A few people in the group defended listing as a useful tool for measuring the changes in avifauna abundance over time, or some other high blown scientific reason – which I don’t really buy either. Yes there is a point to wader or wildfowl counts or the constant monitoring of particular sites, but that really is a different activity.
Listing was definitely under attack – saddos who can’t see the wood for the trees.
Anal-retentive activity or what?
I leave it to you to decide but, for myself, I don’t really care.

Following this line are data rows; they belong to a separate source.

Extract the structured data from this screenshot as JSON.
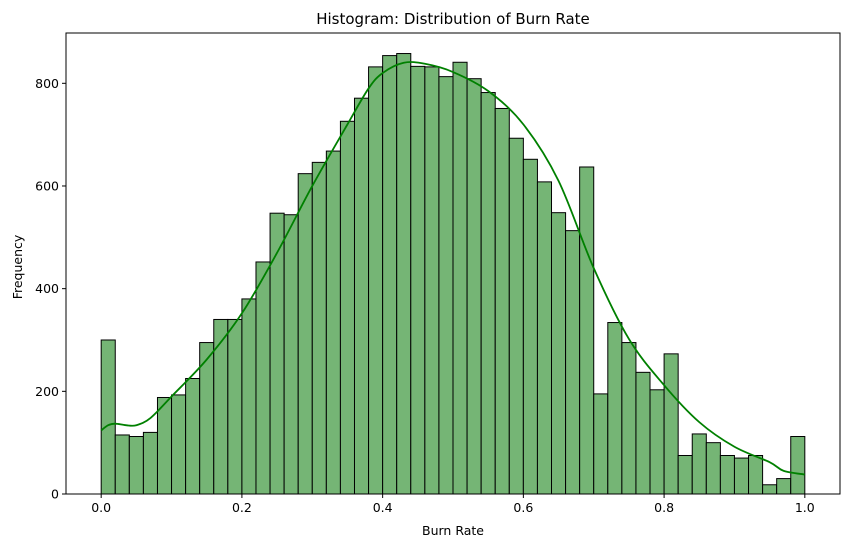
{
  "chart_data": {
    "type": "bar",
    "title": "Histogram: Distribution of Burn Rate",
    "xlabel": "Burn Rate",
    "ylabel": "Frequency",
    "xlim": [
      -0.05,
      1.05
    ],
    "ylim": [
      0,
      898
    ],
    "xticks": [
      0.0,
      0.2,
      0.4,
      0.6,
      0.8,
      1.0
    ],
    "xtick_labels": [
      "0.0",
      "0.2",
      "0.4",
      "0.6",
      "0.8",
      "1.0"
    ],
    "yticks": [
      0,
      200,
      400,
      600,
      800
    ],
    "ytick_labels": [
      "0",
      "200",
      "400",
      "600",
      "800"
    ],
    "grid": false,
    "bin_start": 0.0,
    "bin_width": 0.02,
    "values": [
      300,
      115,
      112,
      120,
      188,
      193,
      225,
      295,
      340,
      340,
      380,
      452,
      547,
      544,
      624,
      646,
      668,
      726,
      771,
      832,
      854,
      858,
      833,
      832,
      813,
      841,
      809,
      782,
      751,
      693,
      652,
      608,
      548,
      513,
      637,
      195,
      334,
      295,
      237,
      203,
      273,
      75,
      117,
      100,
      75,
      70,
      75,
      18,
      30,
      112
    ],
    "kde": {
      "x": [
        0.0,
        0.01,
        0.02,
        0.035,
        0.05,
        0.07,
        0.1,
        0.15,
        0.2,
        0.25,
        0.3,
        0.35,
        0.38,
        0.4,
        0.43,
        0.46,
        0.5,
        0.55,
        0.6,
        0.65,
        0.7,
        0.75,
        0.8,
        0.85,
        0.9,
        0.95,
        0.97,
        1.0
      ],
      "y": [
        124,
        134,
        137,
        134,
        134,
        148,
        190,
        262,
        352,
        470,
        600,
        720,
        790,
        820,
        840,
        838,
        822,
        785,
        720,
        610,
        440,
        302,
        212,
        140,
        92,
        62,
        45,
        38
      ]
    },
    "colors": {
      "bar_fill": "#75b575",
      "bar_edge": "#000000",
      "kde_line": "#008000"
    }
  }
}
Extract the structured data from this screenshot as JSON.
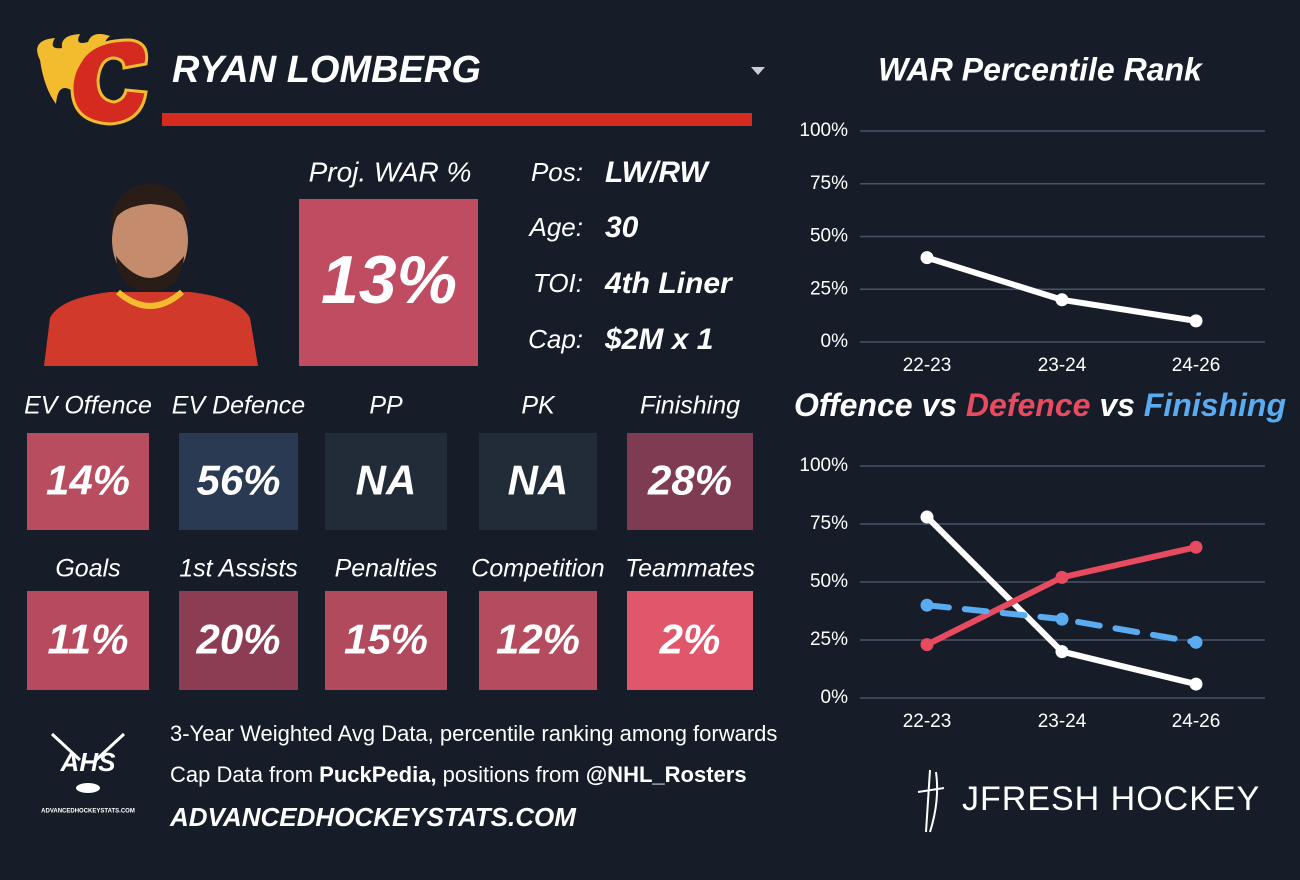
{
  "header": {
    "name": "RYAN LOMBERG"
  },
  "player": {
    "proj_label": "Proj. WAR %",
    "proj_value": "13%",
    "proj_color": "#c04c62",
    "info": [
      {
        "label": "Pos:",
        "value": "LW/RW"
      },
      {
        "label": "Age:",
        "value": "30"
      },
      {
        "label": "TOI:",
        "value": "4th Liner"
      },
      {
        "label": "Cap:",
        "value": "$2M x 1"
      }
    ]
  },
  "tiles": [
    [
      {
        "label": "EV Offence",
        "value": "14%",
        "color": "#b84d60"
      },
      {
        "label": "EV Defence",
        "value": "56%",
        "color": "#2a3a52"
      },
      {
        "label": "PP",
        "value": "NA",
        "color": "#222b38"
      },
      {
        "label": "PK",
        "value": "NA",
        "color": "#222b38"
      },
      {
        "label": "Finishing",
        "value": "28%",
        "color": "#7f3b52"
      }
    ],
    [
      {
        "label": "Goals",
        "value": "11%",
        "color": "#b84a5f"
      },
      {
        "label": "1st Assists",
        "value": "20%",
        "color": "#8c3d54"
      },
      {
        "label": "Penalties",
        "value": "15%",
        "color": "#b24a5e"
      },
      {
        "label": "Competition",
        "value": "12%",
        "color": "#b54b5f"
      },
      {
        "label": "Teammates",
        "value": "2%",
        "color": "#e0566b"
      }
    ]
  ],
  "footer": {
    "logo_text": "AHS",
    "logo_url": "ADVANCEDHOCKEYSTATS.COM",
    "line1": "3-Year Weighted Avg Data, percentile ranking among forwards",
    "line2": [
      {
        "text": "Cap Data from ",
        "bold": false
      },
      {
        "text": "PuckPedia,",
        "bold": true
      },
      {
        "text": " positions from ",
        "bold": false
      },
      {
        "text": "@NHL_Rosters",
        "bold": true
      }
    ],
    "site": "ADVANCEDHOCKEYSTATS.COM",
    "brand": "JFRESH HOCKEY"
  },
  "chart_data": [
    {
      "type": "line",
      "title": "WAR Percentile Rank",
      "categories": [
        "22-23",
        "23-24",
        "24-26"
      ],
      "series": [
        {
          "name": "WAR",
          "color": "#ffffff",
          "values": [
            40,
            20,
            10
          ]
        }
      ],
      "ylim": [
        0,
        100
      ],
      "yticks": [
        {
          "value": 0,
          "label": "0%"
        },
        {
          "value": 25,
          "label": "25%"
        },
        {
          "value": 50,
          "label": "50%"
        },
        {
          "value": 75,
          "label": "75%"
        },
        {
          "value": 100,
          "label": "100%"
        }
      ],
      "grid": true
    },
    {
      "type": "line",
      "title_separator": "vs",
      "categories": [
        "22-23",
        "23-24",
        "24-26"
      ],
      "series": [
        {
          "name": "Offence",
          "color": "#ffffff",
          "values": [
            78,
            20,
            6
          ]
        },
        {
          "name": "Defence",
          "color": "#e84a5f",
          "values": [
            23,
            52,
            65
          ]
        },
        {
          "name": "Finishing",
          "color": "#5aabf0",
          "values": [
            40,
            34,
            24
          ],
          "dashed": true
        }
      ],
      "ylim": [
        0,
        100
      ],
      "yticks": [
        {
          "value": 0,
          "label": "0%"
        },
        {
          "value": 25,
          "label": "25%"
        },
        {
          "value": 50,
          "label": "50%"
        },
        {
          "value": 75,
          "label": "75%"
        },
        {
          "value": 100,
          "label": "100%"
        }
      ],
      "grid": true
    }
  ]
}
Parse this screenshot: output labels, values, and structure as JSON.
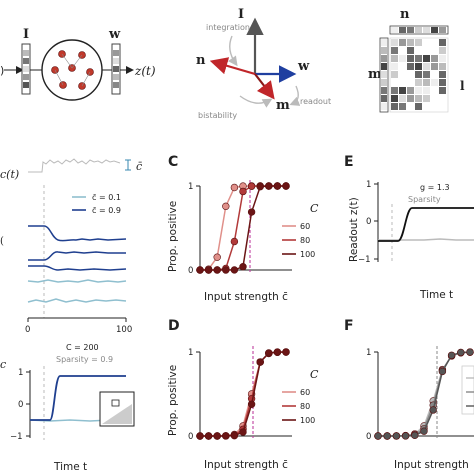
{
  "top": {
    "left": {
      "I": "I",
      "w": "w",
      "z": "z(t)",
      "left_partial": ")"
    },
    "middle": {
      "I": "I",
      "n": "n",
      "w": "w",
      "m": "m",
      "integration": "integration",
      "bistability": "bistability",
      "readout": "readout"
    },
    "right": {
      "n": "n",
      "m": "m",
      "edge": "l"
    }
  },
  "panelA": {
    "c_label": "c(t)",
    "cbar": "c̄",
    "legend": [
      "c̄ = 0.1",
      "c̄ = 0.9"
    ],
    "xticks": [
      "0",
      "100"
    ],
    "inset": {
      "C": "C = 200",
      "sparsity": "Sparsity = 0.9"
    },
    "yticks": [
      "1",
      "0",
      "−1"
    ],
    "xlabel": "Time t",
    "colors": {
      "light": "#8fbfcf",
      "dark": "#1f3f8f"
    }
  },
  "panelC": {
    "letter": "C",
    "ylabel": "Prop. positive",
    "xlabel": "Input strength c̄",
    "yticks": [
      "1",
      "0"
    ],
    "legend_title": "C",
    "legend": [
      "60",
      "80",
      "100"
    ],
    "colors": [
      "#e0908a",
      "#b23a3a",
      "#6b1515"
    ]
  },
  "panelD": {
    "letter": "D",
    "ylabel": "Prop. positive",
    "xlabel": "Input strength c̄",
    "yticks": [
      "1",
      "0"
    ],
    "legend_title": "C",
    "legend": [
      "60",
      "80",
      "100"
    ],
    "colors": [
      "#e0908a",
      "#b23a3a",
      "#6b1515"
    ]
  },
  "panelE": {
    "letter": "E",
    "ylabel": "Readout z(t)",
    "xlabel": "Time t",
    "yticks": [
      "1",
      "0",
      "−1"
    ],
    "g": "g = 1.3",
    "sparsity": "Sparsity"
  },
  "panelF": {
    "letter": "F",
    "xlabel": "Input strength",
    "yticks": [
      "1",
      "0"
    ]
  }
}
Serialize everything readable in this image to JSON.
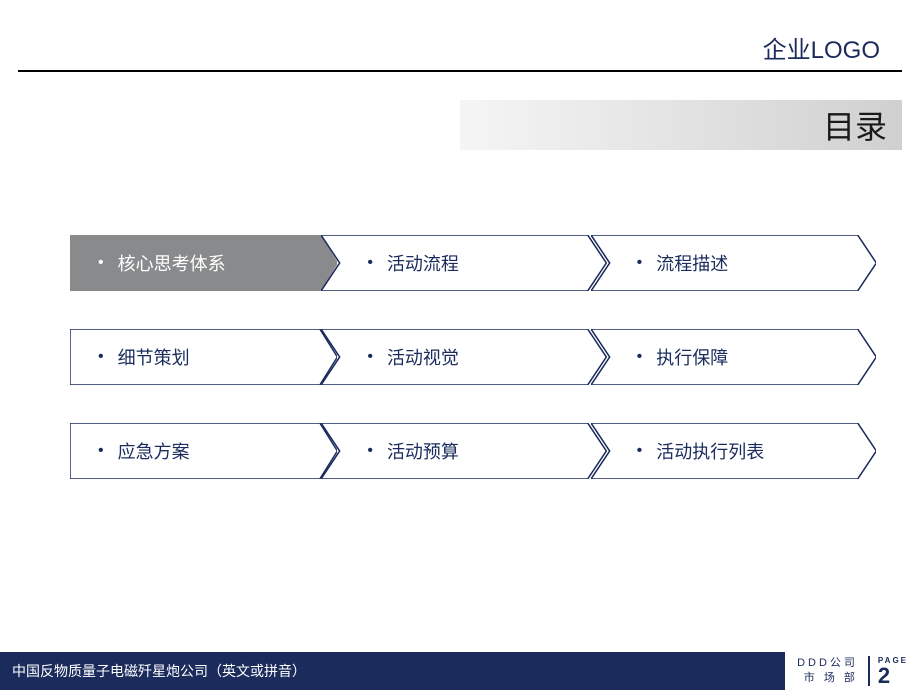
{
  "header": {
    "logo_text": "企业LOGO"
  },
  "title": "目录",
  "colors": {
    "primary": "#1a2b5c",
    "active_fill": "#888a8c",
    "border": "#1a2b5c",
    "white": "#ffffff"
  },
  "toc": {
    "rows": [
      [
        {
          "label": "核心思考体系",
          "active": true
        },
        {
          "label": "活动流程",
          "active": false
        },
        {
          "label": "流程描述",
          "active": false
        }
      ],
      [
        {
          "label": "细节策划",
          "active": false
        },
        {
          "label": "活动视觉",
          "active": false
        },
        {
          "label": "执行保障",
          "active": false
        }
      ],
      [
        {
          "label": "应急方案",
          "active": false
        },
        {
          "label": "活动预算",
          "active": false
        },
        {
          "label": "活动执行列表",
          "active": false
        }
      ]
    ]
  },
  "footer": {
    "left_text": "中国反物质量子电磁歼星炮公司（英文或拼音）",
    "company_line1": "DDD公司",
    "company_line2": "市 场 部",
    "page_label": "PAGE",
    "page_number": "2"
  }
}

Listing seems to me to be almost hard-wired into the human (or at least male) psyche. I see no harm in it, even when the lists are plain daft like ‘bog birds’ (those seen from your own or any lavatory), or TV lists – birds seen on telly that are incidental to the programme. Mind you, I admit that it was fun one year to compete with a US friend. He saw what he could spot at the Open Golf in Sandwich, and I tried to see what I could spot at the Masters in Augusta (he won by a mile although there were far more birds in Georgia, he managed to ID every song he heard, my tin-ear dipped on them all).
My lists are for my enjoyment, especially on a dark November night when I am going through my world list trying to re-arrange it in line with current taxonomy. I have to say that I do not like competitive listing – for a few years three friends and I regularly compared year lists and I found being in competition, win or lose, actually diminished the joy.
After this discourse you have probably guessed where I was today – out trying to build my year list. I got off to a good start this year getting 100 ticked off before the end of January compared to my total of 150 for the whole of 2011! (I really, really must get out more).
Then the weather and consequent arthritic upsurge intervened. Today was my first non-shopping outing in over a week, but all I managed was to add Skylark for the year – a nice flock of twenty, grubbing through cow churned mud at a spot where I usually see corn buntings.
Why year list? Well, for me it’s a nice focus and hones up ID skills and revitalizes the inherent beauty of even the most mundane birds.
Maggie enjoys the ‘hunting’ aspect of it too. She says it turns the everyday into the ‘stonking’. On December 31st she says, its just another Chaffinch, but see one on January 1st and you can punch the air in triumph.